“Reducing stress and establishing a positive emotional climate in the classroom is arguably the most essential component of teaching,” -Mariale Hardiman, Johns Hopkins University’s School of Education.
As a parent or teacher you want the children to feel safe and secure in your presence and environment. One way we do this is by treating children with kindness, awareness and appreciation for their individual styles and interest. But we also work hard to be sure that all children feel physically and emotionally safe in the environment that we create for them. Interestingly, studies are showing the essential link between children’s brain development and the sense of feeling safe and secure in school and at home. When “children feel secure and calm they can take part in daily activities and approach new situations without being overwhelmed with worries, sadness or anxious fear.” (http://heartmindonline.org/qualities/secure-and-calm)
When children do not feel safe and secure they are distracted from learning. The brain is always on high alert and so basic skill learning “takes a back seat”. The part of the brain called the amygdala mediates emotional response, memory, and regulates what is often called “the fight or flight” mode. When this kicks in it is difficult for children to remember what they are learning or focus on a task. This is why the Kinderpillar program places so much attention on creating a safe and secure environment for children. Our brain based educational program is designed to support healthy social and emotional development through positive interactions and essential safety precautions. Building a safe and secure environment works best when we involve children in creating that sense of safety and security. When we involve children in setting safety rules they are more likely to comply and become a more active community member. Here are some suggestions for both school and home.
Provide a “soft and safe” zone for children. Studies show that children need a safe and secure place they can go when they feel challenged. Soft toys, pillow and a blanket create a snuggle area that children can retreat to when they need a recharge.
Talk to children about being responsible.This might be a big new word for some young children. Discuss what that means and invite children to think of ways they can “be responsible”. For example, you can be responsible by carefully opening and closing the door, putting toys away so that other won’t trip on them, or taking turns without pushing others. When children learn how to be responsible for themselves and others they naturally become aware of safety issues. In the early years children are just learning how to be responsible. It can be a big deal just to be able to watch where they are going and what they are doing! But they learn to be responsible by taking action and applying the skill in many different play activities.

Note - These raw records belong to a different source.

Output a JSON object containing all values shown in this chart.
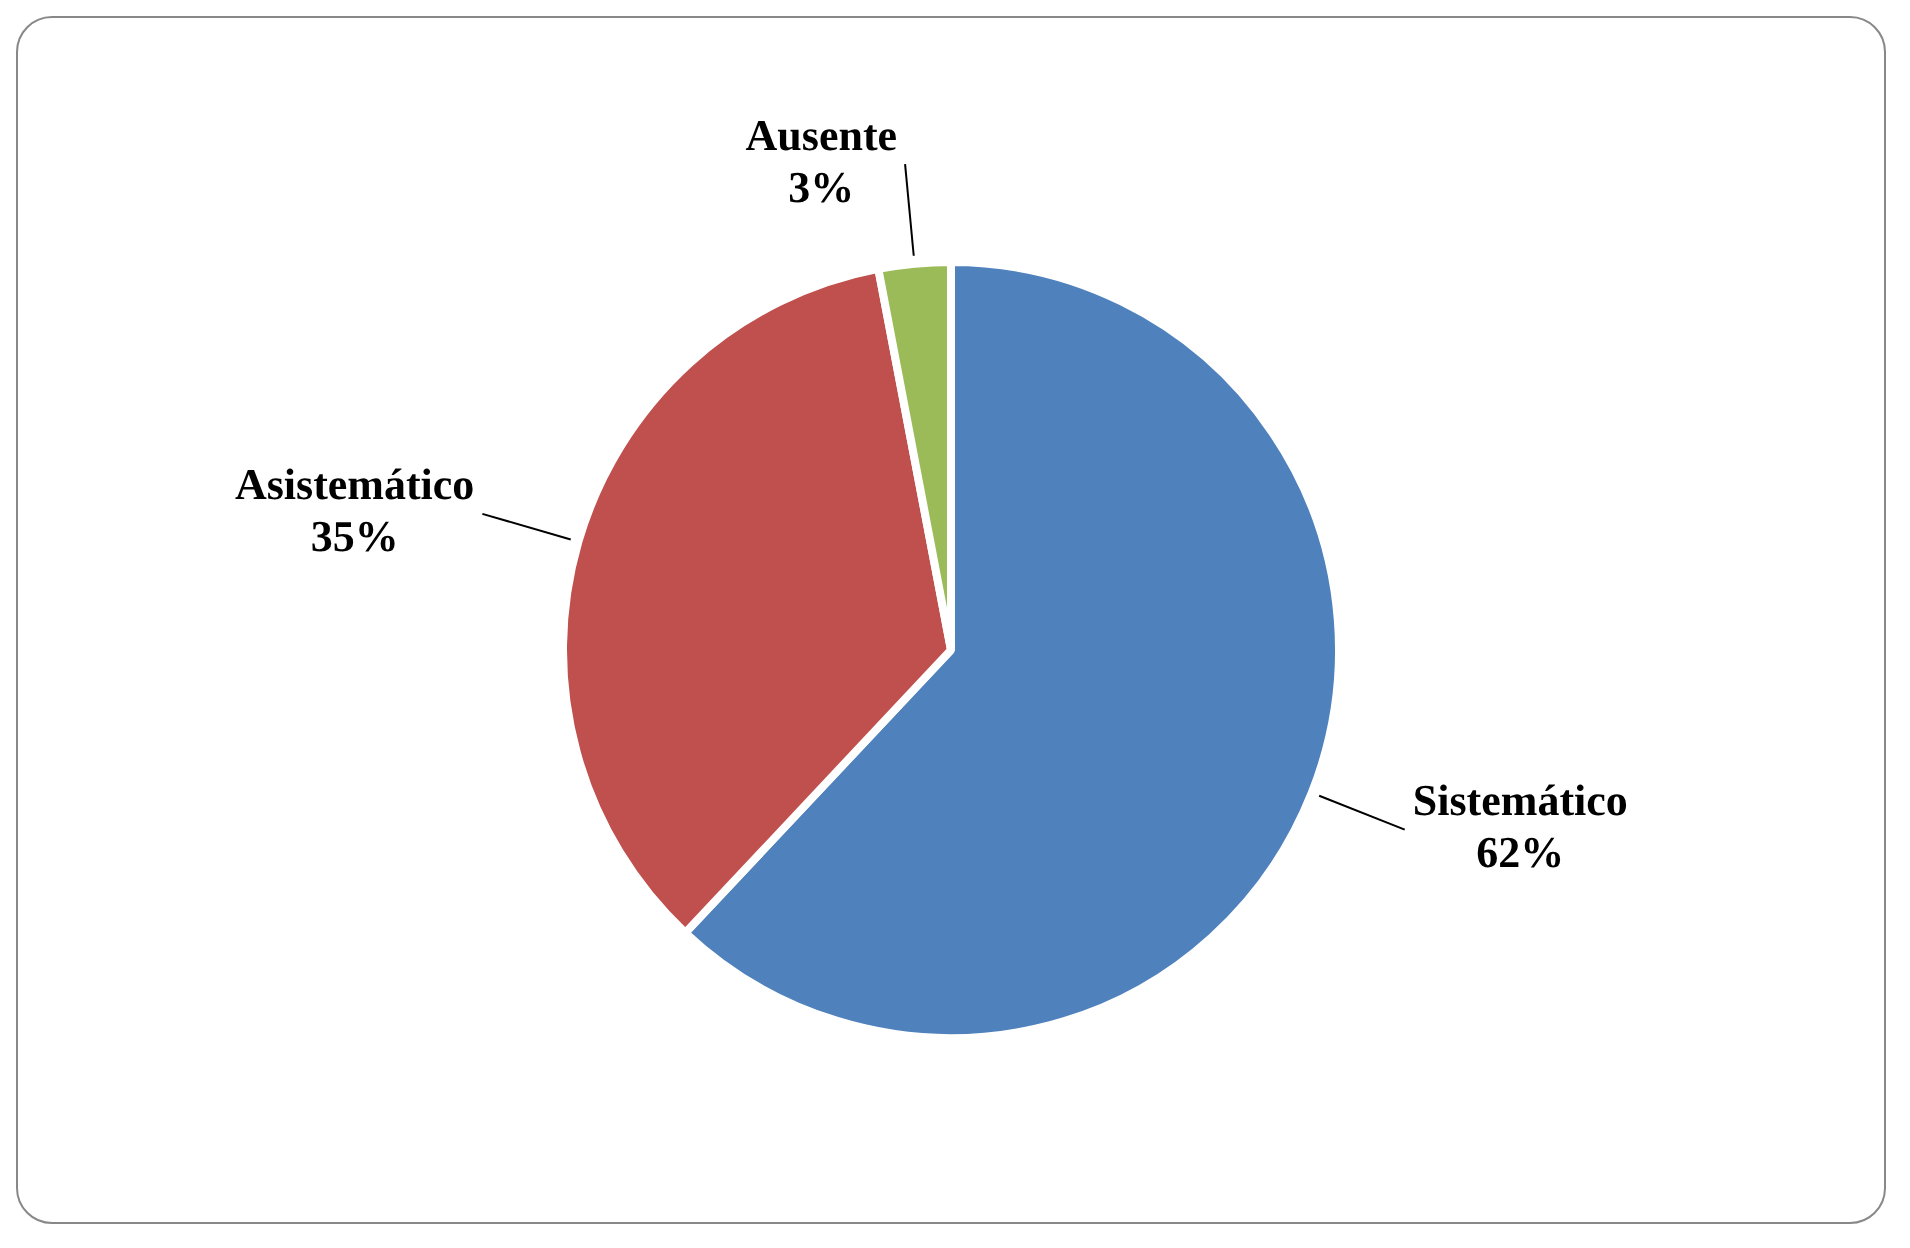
{
  "chart_data": {
    "type": "pie",
    "categories": [
      "Sistemático",
      "Asistemático",
      "Ausente"
    ],
    "values": [
      62,
      35,
      3
    ],
    "colors": [
      "#4f81bd",
      "#c0504d",
      "#9bbb59"
    ],
    "value_labels": [
      "62%",
      "35%",
      "3%"
    ],
    "legend": false
  }
}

Instead of “telling” children the rules, invite them to participate in creating them together. Children will be more apt to follow the rules and health precautions if they know why they are important AND have created them together with you. Here are a few things to keep in mind.
Take a positive approach!When creating rules together strive for stating what you want children to do…not what they can’t do. This positive approach helps children to hear the expectation not the misbehavior. A great trick is the use of gerunds… words that end in “ing”. For example, if you want children to sit to listen to a story you would say “sitting” or if you want children to walk in a particular area instead of run you would say, “walking”. You will be stating in one word your positive expectation for children.
Take a safety inspection walk together around the classroom, school and playground. For parents, you can take a walk around your home and the neighborhood. Invite children to look for any potential safety problems. Discuss what they see and cooperatively create safety procedures.
Keep the school and home first aid kit current, well stocked and at easy reach.Go over the contents with children and talk about safe usage.
Invite cooperative problem solving, discussion and sharing. One way to get your kids talking about the of safety is to fill a box with some safety props such as a toy stop sign, a telephone, sunscreen and a garbage bag. Bring each object out one at a time for discussion. You might ask: What is this? Why do we need this? What can we do with this object to keep us safe? Introduce one object at a time and use this activity over time to get children talking about safety.
Invite children to problem-solve play problems together. Children need to know how to solve sharing, turn taking and social interaction problems with other children. These situations are bound to happen but it is through these play activities children learn how to express a problem they see and communicate ideas and feelings about it. They learn how to think through the problem and create solutions.
Act out the role of a Safety Helper.By physically acting out a safety helper role or a safety procedure children learn how to use their body and mind in an emergency. Of course the process of talking about safety enables children to deal with fears and emotions related to this important topic. Invite children to share what they know about these community helpers and what they do. Place costumes in the play area for children to experiment with these roles.
No matter what you choose do with children…just remember to focus on the ways that children are actively involved in creating safety for themselves and others. This is essential because you will be empowering them instead of frightening them.